I have been struggling with a piece that I’m working on, an article about a friend of mine who was murdered. I’ve been working on it for months, but only a bit at a time because it’s a pretty harrowing topic. I recently made some big progress with it and so was working on editing it down today. Honing it. Figuring out exactly what I am trying to get across with this.
This morning I acted like a skittish colt. Butt in, then out, of chair. Dicking around on Facebook. Lacking focus.

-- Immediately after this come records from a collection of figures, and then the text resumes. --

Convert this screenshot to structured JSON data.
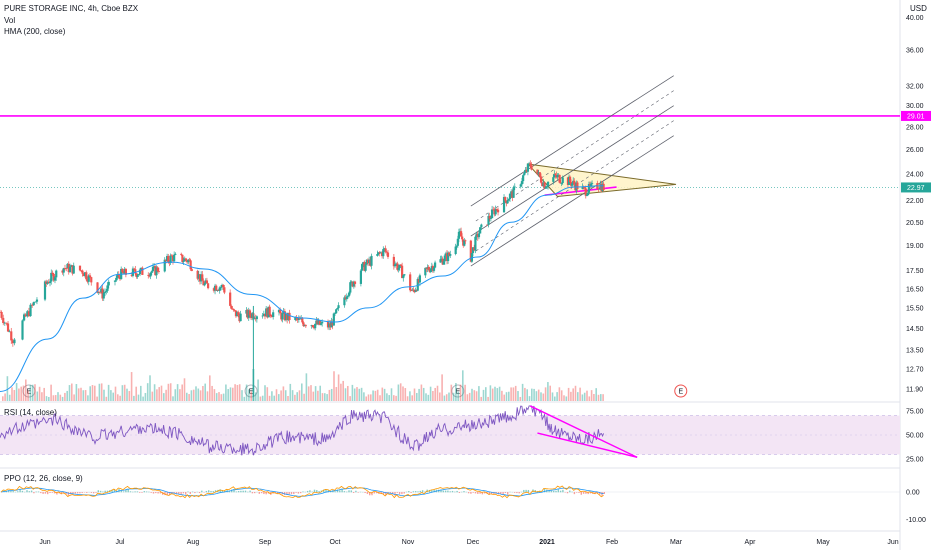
{
  "header": {
    "symbol_line": "PURE STORAGE INC, 4h, Cboe BZX",
    "vol_label": "Vol",
    "hma_label": "HMA (200, close)",
    "rsi_label": "RSI (14, close)",
    "ppo_label": "PPO (12, 26, close, 9)",
    "currency": "USD"
  },
  "colors": {
    "up": "#26a69a",
    "down": "#ef5350",
    "hma": "#2196f3",
    "magenta": "#ff00ff",
    "rsi_line": "#7e57c2",
    "rsi_band": "#f3e5f5",
    "triangle_fill": "#fff3c4",
    "triangle_edge": "#7a6a2a",
    "channel": "#5d606b",
    "ppo_line": "#ff9800",
    "ppo_signal": "#2196f3",
    "last_price_bg": "#26a69a"
  },
  "chart_data": [
    {
      "type": "candlestick",
      "title": "PURE STORAGE INC, 4h, Cboe BZX",
      "y_scale": "log",
      "ylabel": "USD",
      "ylim": [
        11.4,
        41.0
      ],
      "y_ticks": [
        "11.90",
        "12.70",
        "13.50",
        "14.50",
        "15.50",
        "16.50",
        "17.50",
        "19.00",
        "20.50",
        "22.00",
        "24.00",
        "26.00",
        "28.00",
        "30.00",
        "32.00",
        "36.00",
        "40.00"
      ],
      "x_ticks": [
        "Jun",
        "Jul",
        "Aug",
        "Sep",
        "Oct",
        "Nov",
        "Dec",
        "2021",
        "Feb",
        "Mar",
        "Apr",
        "May",
        "Jun"
      ],
      "last_price": "22.97",
      "horizontal_level": "29.01",
      "close_waypoints": [
        {
          "date": "2020-05-18",
          "close": 15.3
        },
        {
          "date": "2020-05-22",
          "close": 14.0
        },
        {
          "date": "2020-06-02",
          "close": 16.9
        },
        {
          "date": "2020-06-08",
          "close": 17.7
        },
        {
          "date": "2020-06-16",
          "close": 17.5
        },
        {
          "date": "2020-06-24",
          "close": 16.2
        },
        {
          "date": "2020-07-01",
          "close": 17.3
        },
        {
          "date": "2020-07-08",
          "close": 17.4
        },
        {
          "date": "2020-07-16",
          "close": 17.5
        },
        {
          "date": "2020-07-23",
          "close": 18.3
        },
        {
          "date": "2020-07-30",
          "close": 18.1
        },
        {
          "date": "2020-08-06",
          "close": 16.7
        },
        {
          "date": "2020-08-14",
          "close": 16.6
        },
        {
          "date": "2020-08-18",
          "close": 15.3
        },
        {
          "date": "2020-08-21",
          "close": 15.1
        },
        {
          "date": "2020-09-03",
          "close": 15.3
        },
        {
          "date": "2020-09-17",
          "close": 14.8
        },
        {
          "date": "2020-09-29",
          "close": 14.6
        },
        {
          "date": "2020-10-06",
          "close": 16.3
        },
        {
          "date": "2020-10-12",
          "close": 17.6
        },
        {
          "date": "2020-10-22",
          "close": 18.7
        },
        {
          "date": "2020-10-29",
          "close": 17.5
        },
        {
          "date": "2020-11-03",
          "close": 16.3
        },
        {
          "date": "2020-11-10",
          "close": 17.6
        },
        {
          "date": "2020-11-20",
          "close": 18.4
        },
        {
          "date": "2020-11-25",
          "close": 19.7
        },
        {
          "date": "2020-11-30",
          "close": 18.3
        },
        {
          "date": "2020-12-03",
          "close": 19.7
        },
        {
          "date": "2020-12-10",
          "close": 21.3
        },
        {
          "date": "2020-12-18",
          "close": 22.6
        },
        {
          "date": "2020-12-23",
          "close": 24.1
        },
        {
          "date": "2020-12-25",
          "close": 24.8
        },
        {
          "date": "2020-12-31",
          "close": 23.2
        },
        {
          "date": "2021-01-05",
          "close": 23.8
        },
        {
          "date": "2021-01-12",
          "close": 23.4
        },
        {
          "date": "2021-01-19",
          "close": 22.7
        },
        {
          "date": "2021-01-26",
          "close": 23.2
        },
        {
          "date": "2021-01-28",
          "close": 22.97
        }
      ],
      "hma_waypoints": [
        {
          "date": "2020-05-18",
          "value": 11.8
        },
        {
          "date": "2020-06-02",
          "value": 14.0
        },
        {
          "date": "2020-06-16",
          "value": 16.0
        },
        {
          "date": "2020-07-01",
          "value": 17.3
        },
        {
          "date": "2020-07-23",
          "value": 18.0
        },
        {
          "date": "2020-08-06",
          "value": 17.6
        },
        {
          "date": "2020-08-26",
          "value": 16.2
        },
        {
          "date": "2020-09-17",
          "value": 15.0
        },
        {
          "date": "2020-10-01",
          "value": 14.8
        },
        {
          "date": "2020-10-15",
          "value": 15.5
        },
        {
          "date": "2020-11-01",
          "value": 16.6
        },
        {
          "date": "2020-11-17",
          "value": 17.2
        },
        {
          "date": "2020-12-03",
          "value": 18.3
        },
        {
          "date": "2020-12-17",
          "value": 20.5
        },
        {
          "date": "2021-01-01",
          "value": 22.4
        },
        {
          "date": "2021-01-14",
          "value": 23.0
        },
        {
          "date": "2021-01-28",
          "value": 23.1
        }
      ],
      "earnings_markers": [
        "2020-05-27",
        "2020-08-26",
        "2020-11-24",
        "2021-03-03"
      ],
      "earnings_symbol": "E",
      "annotations": [
        {
          "kind": "triangle",
          "points": [
            {
              "date": "2020-12-24",
              "price": 24.8
            },
            {
              "date": "2021-03-01",
              "price": 23.2
            },
            {
              "date": "2021-01-06",
              "price": 22.3
            }
          ]
        },
        {
          "kind": "trendline",
          "from": {
            "date": "2020-12-31",
            "price": 22.4
          },
          "to": {
            "date": "2021-02-03",
            "price": 23.0
          }
        },
        {
          "kind": "channel",
          "from": {
            "date": "2020-11-30",
            "price": 19.6
          },
          "to": {
            "date": "2021-02-28",
            "price": 30.0
          }
        },
        {
          "kind": "horizontal_line",
          "price": 29.01
        }
      ]
    },
    {
      "type": "volume",
      "label": "Vol",
      "note": "volume bars along the bottom of the price pane; spike near 2020-08-27"
    },
    {
      "type": "line",
      "label": "RSI (14, close)",
      "y_ticks": [
        "25.00",
        "50.00",
        "75.00"
      ],
      "ylim": [
        18,
        82
      ],
      "band": [
        30,
        70
      ],
      "rsi_waypoints": [
        {
          "date": "2020-05-18",
          "value": 52
        },
        {
          "date": "2020-06-05",
          "value": 66
        },
        {
          "date": "2020-06-20",
          "value": 47
        },
        {
          "date": "2020-07-10",
          "value": 58
        },
        {
          "date": "2020-07-25",
          "value": 52
        },
        {
          "date": "2020-08-08",
          "value": 38
        },
        {
          "date": "2020-08-26",
          "value": 35
        },
        {
          "date": "2020-09-10",
          "value": 48
        },
        {
          "date": "2020-09-28",
          "value": 45
        },
        {
          "date": "2020-10-08",
          "value": 70
        },
        {
          "date": "2020-10-22",
          "value": 68
        },
        {
          "date": "2020-11-03",
          "value": 36
        },
        {
          "date": "2020-11-15",
          "value": 55
        },
        {
          "date": "2020-12-01",
          "value": 60
        },
        {
          "date": "2020-12-15",
          "value": 68
        },
        {
          "date": "2020-12-25",
          "value": 79
        },
        {
          "date": "2021-01-05",
          "value": 54
        },
        {
          "date": "2021-01-18",
          "value": 47
        },
        {
          "date": "2021-01-28",
          "value": 50
        }
      ],
      "trendlines": [
        {
          "from": {
            "date": "2020-12-25",
            "value": 80
          },
          "to": {
            "date": "2021-02-12",
            "value": 27
          }
        },
        {
          "from": {
            "date": "2020-12-28",
            "value": 52
          },
          "to": {
            "date": "2021-02-12",
            "value": 27
          }
        }
      ]
    },
    {
      "type": "line",
      "label": "PPO (12, 26, close, 9)",
      "y_ticks": [
        "0.00",
        "-10.00"
      ],
      "ylim": [
        -12,
        8
      ],
      "note": "PPO line and signal oscillating near 0.00 with small histogram"
    }
  ]
}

This afternoon I had to run to my son’s school as I was today’s mystery reader. I took that break and then came back and couldn’t face my chair again. I thought about dinner. I’ve been thinking all day about making pasta. My husband makes a mean Puttanesca. He learned it way before I came onto the scene. And I remember being seriously impressed when he first made me dinner. What can this man not do if he can cook a pasta sauce like this?
After 15 years together, I recently learned how to make his Puttanesca. (And, no, mine isn’t quite as good as his.) So after I got back from the school I started chopping olives and red bell peppers, crushing garlic and something rushed over me. A rhythm. A feeling of comfort. A reminder that I’m a woman, a mom, a wife making making dinner for my family. I’m alive to make this dinner. And I’m alive to tell my friend’s story. I set the sauce on simmer and marched back up to my office, ready to re-engage. And I did, with great focus and determination.
That’s a big thing for we writers to remember. Sometimes a well-timed break, that contains just enough of a step back to remind us of who we are and why we’re doing this is the only thing you need to do to get back on your game.